A titre subsidiaire, la société Jarry Exploitation considère que, dans le cas où la cour considérerait que le contrat de M. X aurait dû être repris, la rupture du contrat de M. X le 13 avril 2017, donc préalablement à la reprise du contrat de nettoyage, doit s’analyser à un licenciement sans cause réelle et sérieuse du fait de la société Gesti Pro.
La société Gesti Pro fait valoir que la société Jarry Exploitation n’a pas respecté ses obligations en tant que société entrante, en ne reprenant pas le contrat de M. X ; que cette dernière et la société Soprel ont volontairement dissimulé leur collaboration pour échapper à la reprise du contrat de M. X ; qu’à l’inverse, elle a respecté ses obligations en transmettant, dès la connaissance de l’identité de la société reprenante soit le 28 avril 2017, à la société Jarry Exploitation, tous les documents nécessaires au transfert du contrat de M. X ; qu’elle a tenté à plusieurs reprises de rappeler ses obligations à la société Jarry Exploitation.
M. X fait valoir que, conformément à l’article 7.2 de la convention collective nationale des entreprises de propreté, il bénéficiait d’une garantie d’emploi ; que son contrat de travail à temps partiel aurait dû être transféré à la société Jarry Exploitation, en sa qualité de nouveau prestataire de nettoyage du site Soprel ; que malgré plusieurs demandes, la société Jarry Exploitation n’a pas repris son contrat de travail, ce qui l’a privé de travail et de rémunération.
L’article 7.1 de la convention collective nationale des entreprises de propreté énonce que les présentes dispositions s’appliquent aux employeurs et aux salariés des entreprises ou établissements exerçant une activité relevant des activités classées sous le numéro de code APE 81.2, qui sont appelés à se succéder lors d’un changement de prestataire pour des travaux effectués dans les mêmes locaux, à la suite de la cessation du contrat commercial ou du marché public.
Entre dans le champ d’application du premier alinéa toute entreprise quel que soit son statut juridique, dès lors que ce statut n’empêche pas le dirigeant d’avoir la qualité d’employeur.

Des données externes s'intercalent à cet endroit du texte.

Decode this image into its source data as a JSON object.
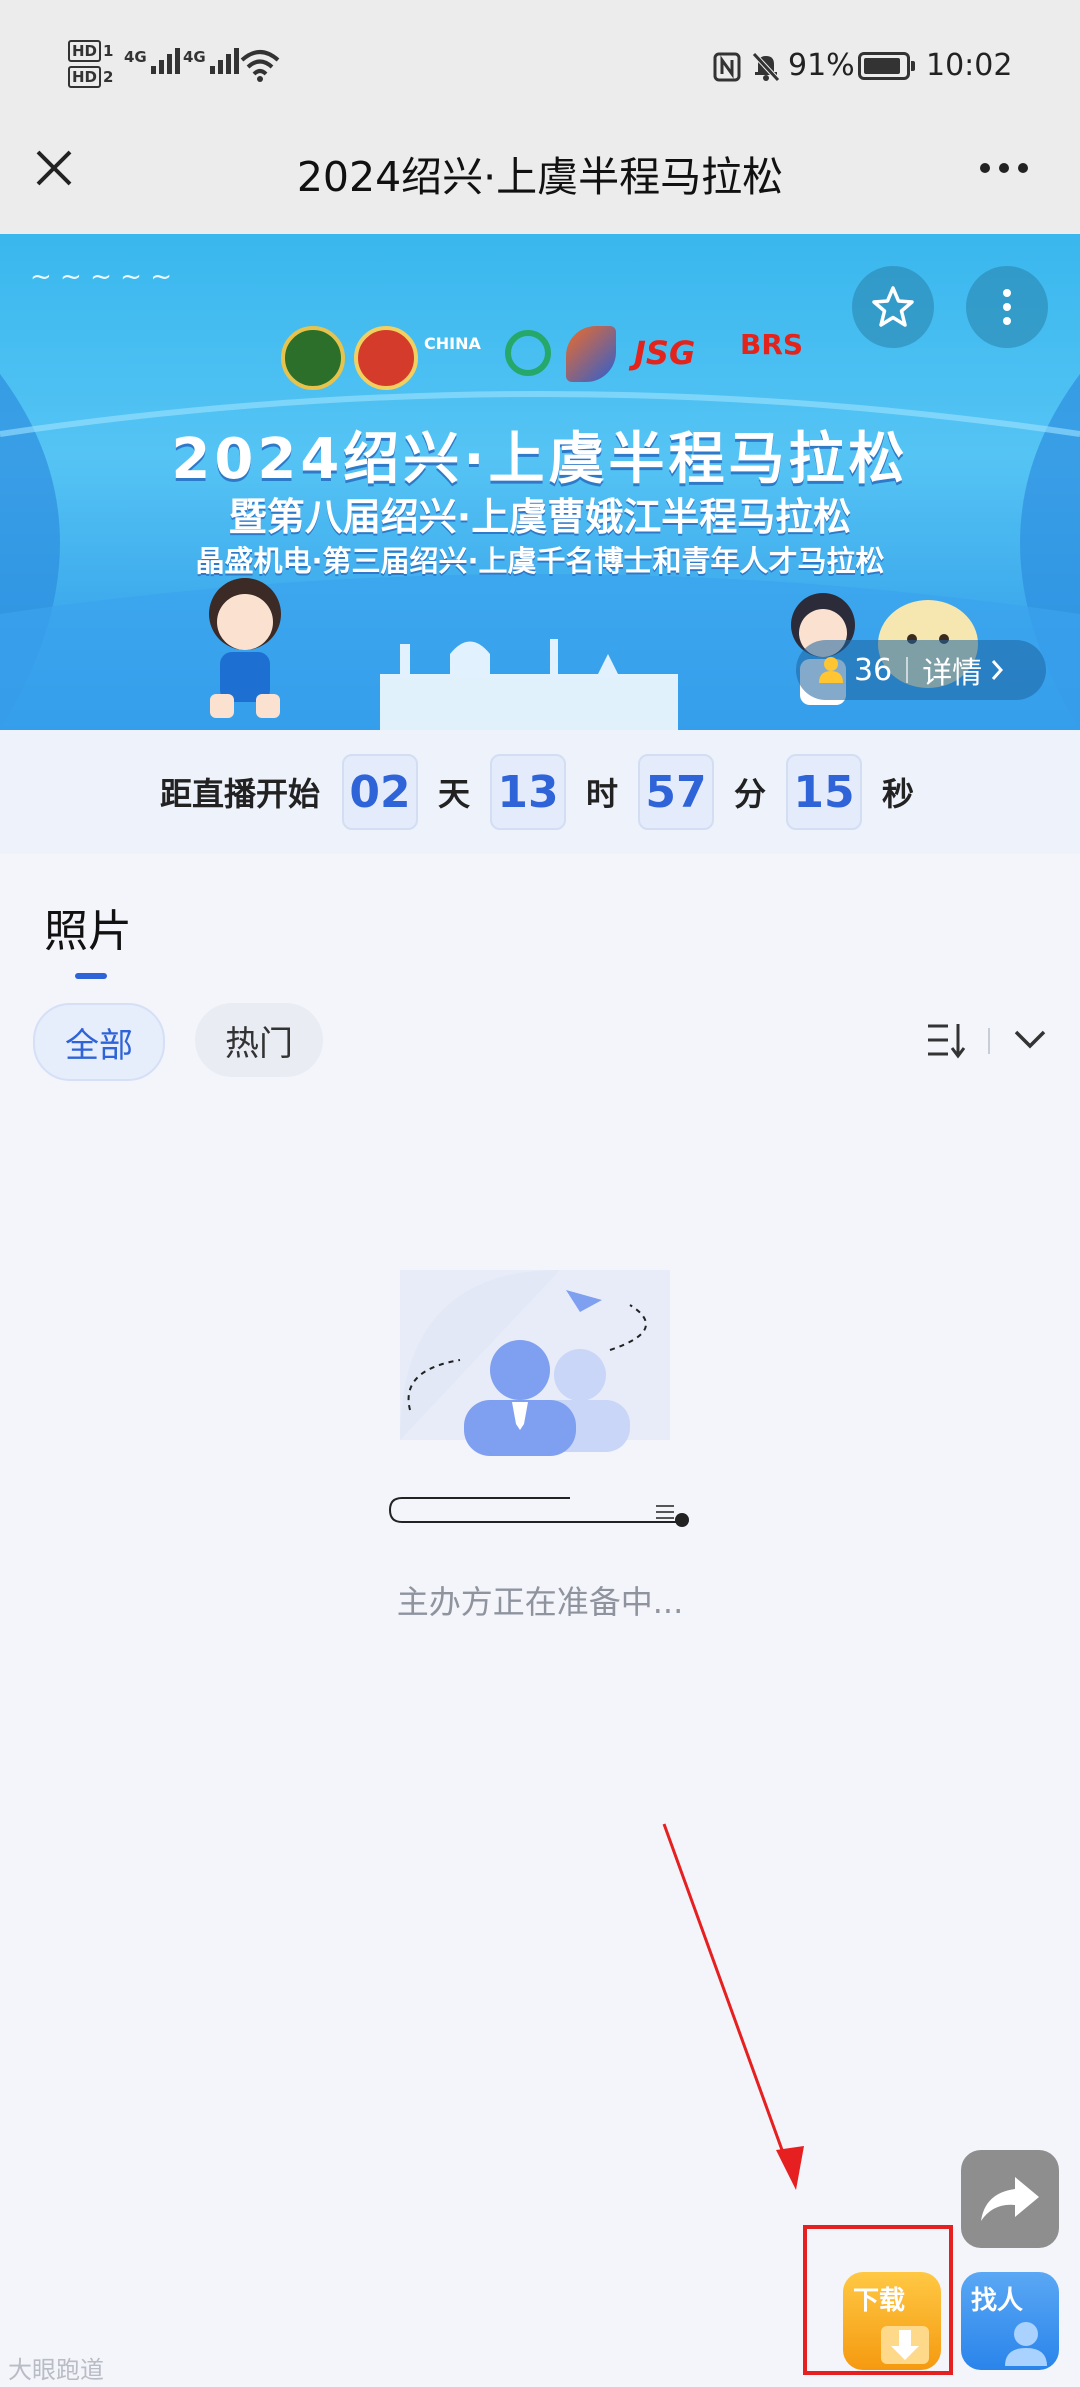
{
  "status_bar": {
    "sim1": "HD",
    "sim1_num": "1",
    "sim2": "HD",
    "sim2_num": "2",
    "net1": "4G",
    "net2": "4G",
    "battery": "91%",
    "battery_level": 0.91,
    "time": "10:02"
  },
  "titlebar": {
    "title": "2024绍兴·上虞半程马拉松"
  },
  "banner": {
    "line1": "2024绍兴·上虞半程马拉松",
    "line2": "暨第八届绍兴·上虞曹娥江半程马拉松",
    "line3": "晶盛机电·第三届绍兴·上虞千名博士和青年人才马拉松",
    "jsg_logo": "JSG",
    "brs_logo": "BRS",
    "viewer_count": "36",
    "details_label": "详情",
    "colors": {
      "sky": "#39b7ee",
      "deep": "#2a95e6"
    }
  },
  "countdown": {
    "label": "距直播开始",
    "days": "02",
    "days_unit": "天",
    "hours": "13",
    "hours_unit": "时",
    "minutes": "57",
    "minutes_unit": "分",
    "seconds": "15",
    "seconds_unit": "秒"
  },
  "content": {
    "heading": "照片",
    "filters": [
      "全部",
      "热门"
    ],
    "active_filter": "全部",
    "empty_message": "主办方正在准备中..."
  },
  "fabs": {
    "download_label": "下载",
    "find_label": "找人"
  },
  "watermark": "大眼跑道",
  "colors": {
    "accent": "#2f63d8",
    "annotation": "#e62020"
  }
}
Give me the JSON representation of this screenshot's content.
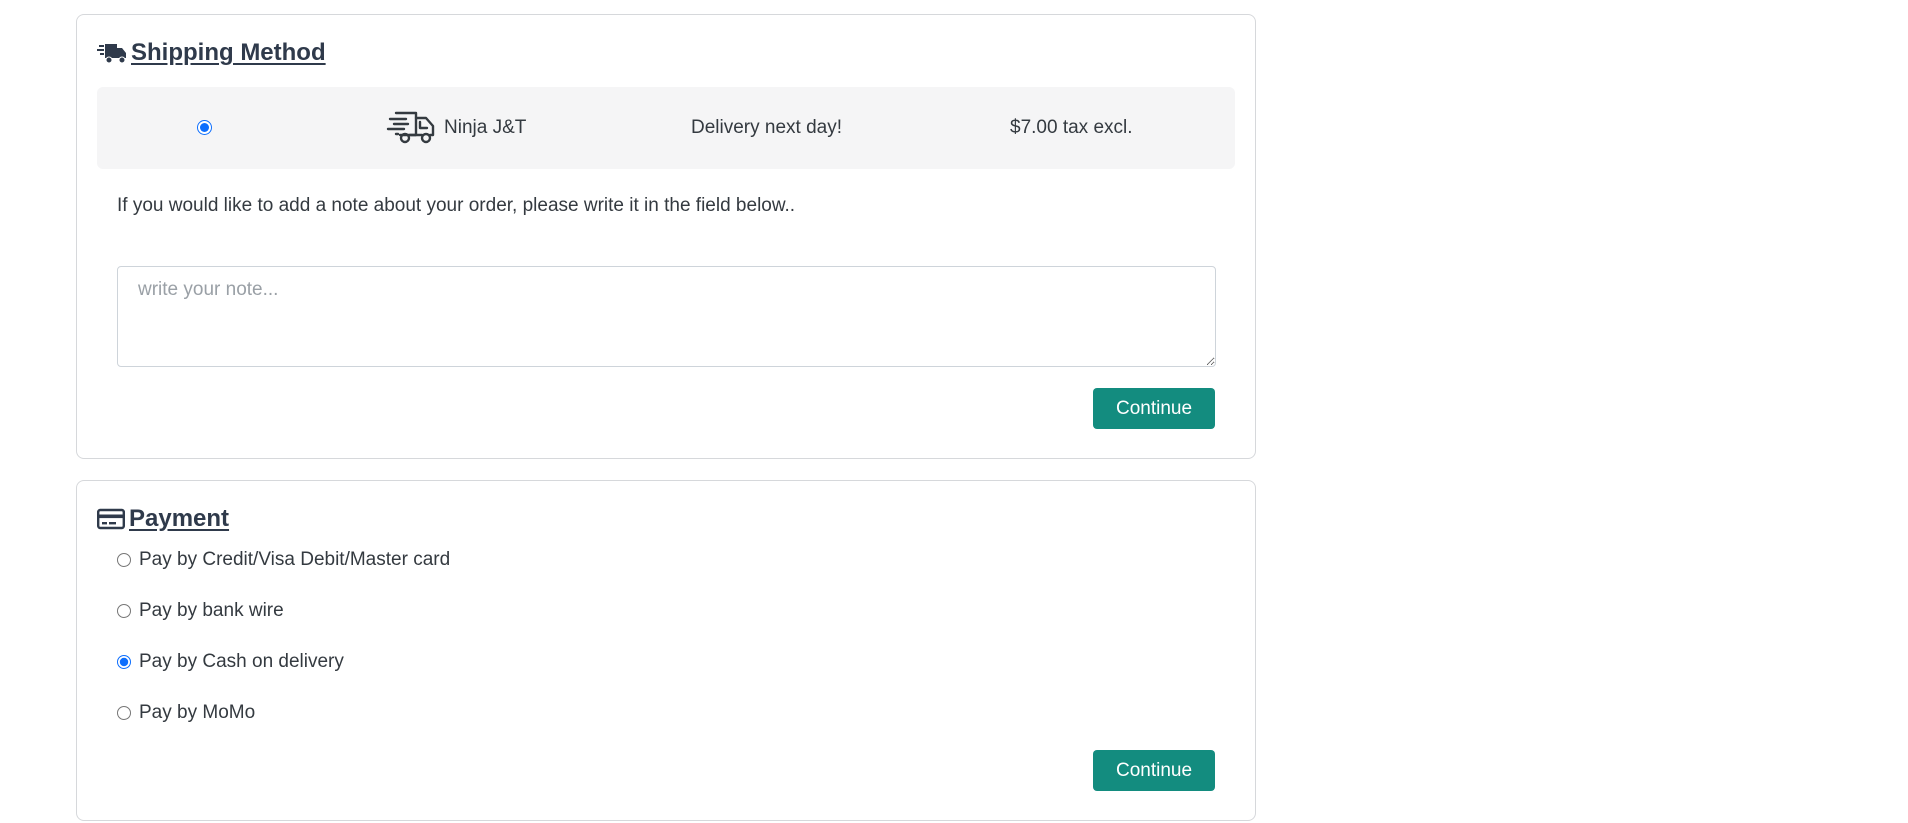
{
  "shipping": {
    "title": "Shipping Method",
    "title_icon": "shipping-fast-icon",
    "carrier": {
      "selected": true,
      "icon": "delivery-truck-icon",
      "name": "Ninja J&T",
      "delay": "Delivery next day!",
      "price": "$7.00 tax excl."
    },
    "note_label": "If you would like to add a note about your order, please write it in the field below..",
    "note_value": "",
    "note_placeholder": "write your note...",
    "continue_label": "Continue"
  },
  "payment": {
    "title": "Payment",
    "title_icon": "credit-card-icon",
    "options": [
      {
        "label": "Pay by Credit/Visa Debit/Master card",
        "selected": false
      },
      {
        "label": "Pay by bank wire",
        "selected": false
      },
      {
        "label": "Pay by Cash on delivery",
        "selected": true
      },
      {
        "label": "Pay by MoMo",
        "selected": false
      }
    ],
    "continue_label": "Continue"
  },
  "colors": {
    "accent_button": "#138c7f",
    "radio_selected": "#0d6efd",
    "title_text": "#2f3a4b",
    "carrier_row_bg": "#f5f5f6",
    "card_border": "#d6d8db"
  }
}
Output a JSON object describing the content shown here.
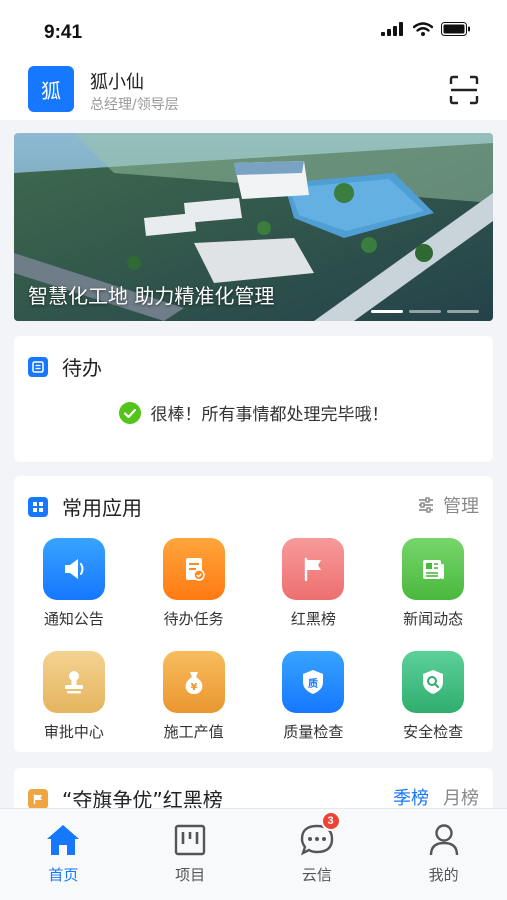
{
  "status": {
    "time": "9:41"
  },
  "header": {
    "avatar_text": "狐",
    "name": "狐小仙",
    "role": "总经理/领导层"
  },
  "banner": {
    "caption": "智慧化工地 助力精准化管理",
    "slide_count": 3,
    "active_slide": 0
  },
  "todo": {
    "title": "待办",
    "message": "很棒！所有事情都处理完毕哦！"
  },
  "apps": {
    "title": "常用应用",
    "manage_label": "管理",
    "items": [
      {
        "label": "通知公告",
        "icon": "megaphone-icon",
        "color": "#1a8cff"
      },
      {
        "label": "待办任务",
        "icon": "task-doc-icon",
        "color": "#ff8a1f"
      },
      {
        "label": "红黑榜",
        "icon": "flag-icon",
        "color": "#f27b7b"
      },
      {
        "label": "新闻动态",
        "icon": "newspaper-icon",
        "color": "#5cc94f"
      },
      {
        "label": "审批中心",
        "icon": "stamp-icon",
        "color": "#ecc472"
      },
      {
        "label": "施工产值",
        "icon": "money-bag-icon",
        "color": "#f0a640"
      },
      {
        "label": "质量检查",
        "icon": "quality-shield-icon",
        "color": "#1a8cff"
      },
      {
        "label": "安全检查",
        "icon": "safety-shield-icon",
        "color": "#3cb97a"
      }
    ]
  },
  "ranking": {
    "title": "“夺旗争优”红黑榜",
    "tabs": [
      "季榜",
      "月榜"
    ],
    "active_tab": 0
  },
  "tabbar": {
    "items": [
      {
        "label": "首页",
        "icon": "home-icon"
      },
      {
        "label": "项目",
        "icon": "project-board-icon"
      },
      {
        "label": "云信",
        "icon": "chat-bubble-icon",
        "badge": "3"
      },
      {
        "label": "我的",
        "icon": "user-icon"
      }
    ],
    "active": 0
  },
  "colors": {
    "accent": "#1677ff",
    "success": "#52c41a",
    "badge": "#f04134"
  }
}
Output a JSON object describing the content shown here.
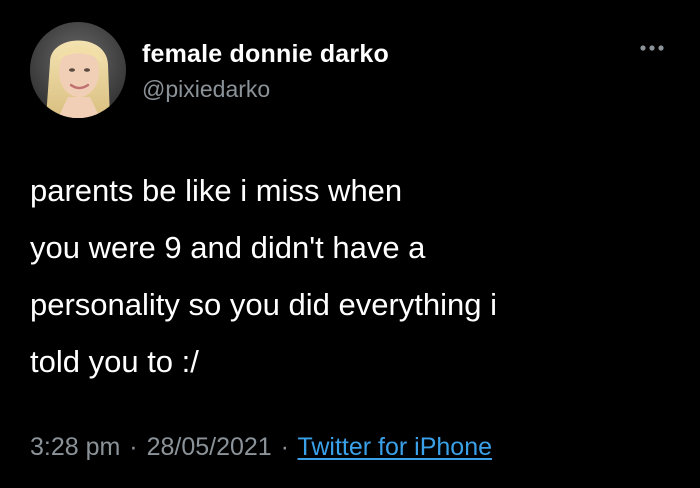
{
  "tweet": {
    "author": {
      "display_name": "female donnie darko",
      "handle": "@pixiedarko",
      "avatar_icon": "profile-photo-avatar"
    },
    "more_icon": "more-options-icon",
    "text_lines": [
      "parents be like  i miss when",
      "you were 9 and didn't have a",
      "personality so you did everything i",
      "told you to :/"
    ],
    "meta": {
      "time": "3:28 pm",
      "separator": "·",
      "date": "28/05/2021",
      "source": "Twitter for iPhone"
    }
  },
  "colors": {
    "background": "#000000",
    "primary_text": "#ffffff",
    "secondary_text": "#8b9399",
    "link": "#3aa0e8"
  }
}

Ces dispositions s’appliquent aussi en cas de sous-traitance de l’exécution du marché à une entreprise ayant une activité relevant du code APE 81.2 lorsqu’il y a succession de prestataires pour des travaux effectués dans les mêmes locaux.
L’article 7.2 II de la convention collective nationale des entreprises de propreté dispose que le transfert des contrats de travail s’effectue de plein droit par l’effet du présent dispositif et s’impose donc au salarié dans les conditions prévues ci-dessous. Le but de celui-ci est de protéger le salarié, son emploi et sa rémunération. Le transfert conventionnel est l’un des vecteurs stabilisateurs du marché de la propreté.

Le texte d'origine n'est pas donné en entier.